Naturally, in the twenty-first century, Dead & Company have no such problems. Although tickets at Citi Field could be had for the relatively modest price of seventy bucks, many thousands chose to pony up several hundred dollars for the privilege of a preferable view. Although the band have so far stayed true to their word that this would be their final tour, they weren’t done with playing live. With a gross of $130 million, the completion of a 30-night residency at Sphere called time on a debate among members of an adjacent Facebook group that put paid to any romantic notions I may have had about unifying ideologies. After almost six months of push and shove, I adjudge as a draw the donnybrook between Deadheads who reckoned the band would need to give it some welly so as to drown out the sound of Garcia rotating in his grave, and those who regarded such comments as a sign that Communism had taken hold in America. 

Even so, despite the transactional orthodoxy, I prefer Dead & Company to the Grateful Dead. I’m drawn to the harder sound, and to the wild electricity of John Mayer’s solos. With his bewildering musicality, Oteil Burbridge, an émigré from the Allman Brothers Band, is the most unusual bass player I think I’ve ever heard. What’s more, I’m quite comfortable with this opinion, not least because I’ve spent enough time putting it together. But I do know that for as long as my preferences are ordered this way, my affinity with the jam band movement is only approximate. 

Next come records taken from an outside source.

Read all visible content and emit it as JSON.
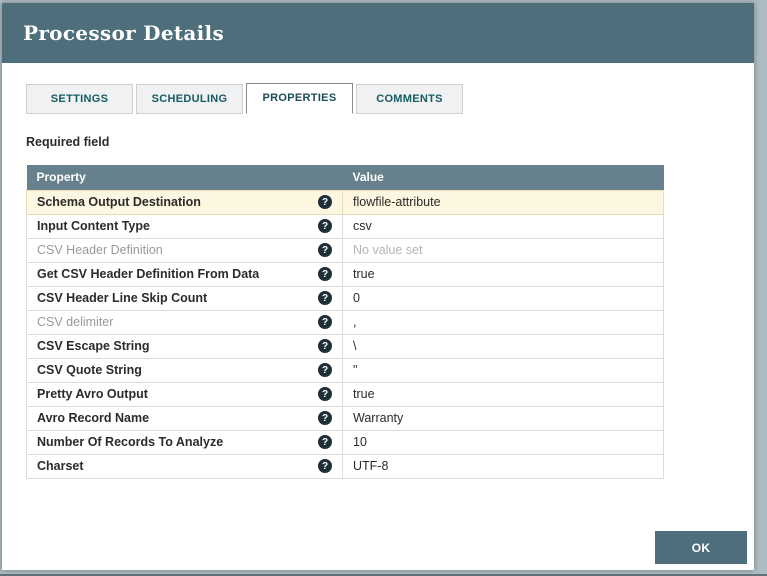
{
  "dialog": {
    "title": "Processor Details",
    "required_field_label": "Required field",
    "ok_label": "OK"
  },
  "tabs": [
    {
      "label": "SETTINGS",
      "active": false
    },
    {
      "label": "SCHEDULING",
      "active": false
    },
    {
      "label": "PROPERTIES",
      "active": true
    },
    {
      "label": "COMMENTS",
      "active": false
    }
  ],
  "table": {
    "columns": [
      "Property",
      "Value"
    ],
    "help_icon": "?",
    "rows": [
      {
        "property": "Schema Output Destination",
        "value": "flowfile-attribute",
        "highlighted": true,
        "muted": false,
        "value_unset": false
      },
      {
        "property": "Input Content Type",
        "value": "csv",
        "highlighted": false,
        "muted": false,
        "value_unset": false
      },
      {
        "property": "CSV Header Definition",
        "value": "No value set",
        "highlighted": false,
        "muted": true,
        "value_unset": true
      },
      {
        "property": "Get CSV Header Definition From Data",
        "value": "true",
        "highlighted": false,
        "muted": false,
        "value_unset": false
      },
      {
        "property": "CSV Header Line Skip Count",
        "value": "0",
        "highlighted": false,
        "muted": false,
        "value_unset": false
      },
      {
        "property": "CSV delimiter",
        "value": ",",
        "highlighted": false,
        "muted": true,
        "value_unset": false
      },
      {
        "property": "CSV Escape String",
        "value": "\\",
        "highlighted": false,
        "muted": false,
        "value_unset": false
      },
      {
        "property": "CSV Quote String",
        "value": "\"",
        "highlighted": false,
        "muted": false,
        "value_unset": false
      },
      {
        "property": "Pretty Avro Output",
        "value": "true",
        "highlighted": false,
        "muted": false,
        "value_unset": false
      },
      {
        "property": "Avro Record Name",
        "value": "Warranty",
        "highlighted": false,
        "muted": false,
        "value_unset": false
      },
      {
        "property": "Number Of Records To Analyze",
        "value": "10",
        "highlighted": false,
        "muted": false,
        "value_unset": false
      },
      {
        "property": "Charset",
        "value": "UTF-8",
        "highlighted": false,
        "muted": false,
        "value_unset": false
      }
    ]
  },
  "colors": {
    "header_teal": "#4d6e7a",
    "table_header_teal": "#66818d",
    "highlight_row": "#fdf6e0",
    "tab_text": "#155b63"
  }
}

It might easily have been different, though. In a decision that continues to haunt me, three years after seeing ‘Touch Of Grey’ on MTV as a nineteen-year-old, I declined the opportunity to see the Grateful Dead at Wembley Arena in favour of attending a concert by the LA hair-metal group Ratt, who I now can’t abide. I remember standing amid the turmoil of Euston station, somehow knowing I was destined to head down the wrong path. 

34 years after failing to see the Grateful Dead on one of their rare visits to Europe on a wind-strewn Thursday night in September of 2024, I caught the bus from Camden Town to the beautiful old theatre at Alexandra Palace to see Dark Star Orchestra. Universally recognised in the jam band community as the best of any number of Dead cover groups, the Chicagoan quintet performed for three hours while still managing not to play any of the tracks I would most dearly have loved to have heard. But in place of ‘Truckin’’ or ‘Wharf Rat’, ‘He’s Gone’ and ‘Standing On The Moon’, what they did do, in the second set, was jam. Up near the barrier, stage right, I saw it happen, insouciantly, and on a cue that was invisible to the naked eye. As if clicking their fingers, the band swerved from a song with a formal structure to a piece lasting 20 minutes, or maybe more, in which the instruments nattered away, eloquently and companionably, in the language of players perched atop a high wire. 

At Ally Pally I met Rosie, who’d travelled south from Edinburgh to see the show. Between sets, I had a chat with Sam, who’d flown in from Encino, in California. In the company of people who had crossed borders and continents, I could only marvel at the magnetism of the music. In the washroom, I learned of a forthcoming slate of appearances at the Fiddler’s Elbow in Chalk Farm, by the Grateful Dudes. Only at a concert by a Grateful Dead cover band, I thought, would I pocket a flyer advertising the services of a different Grateful Dead cover band.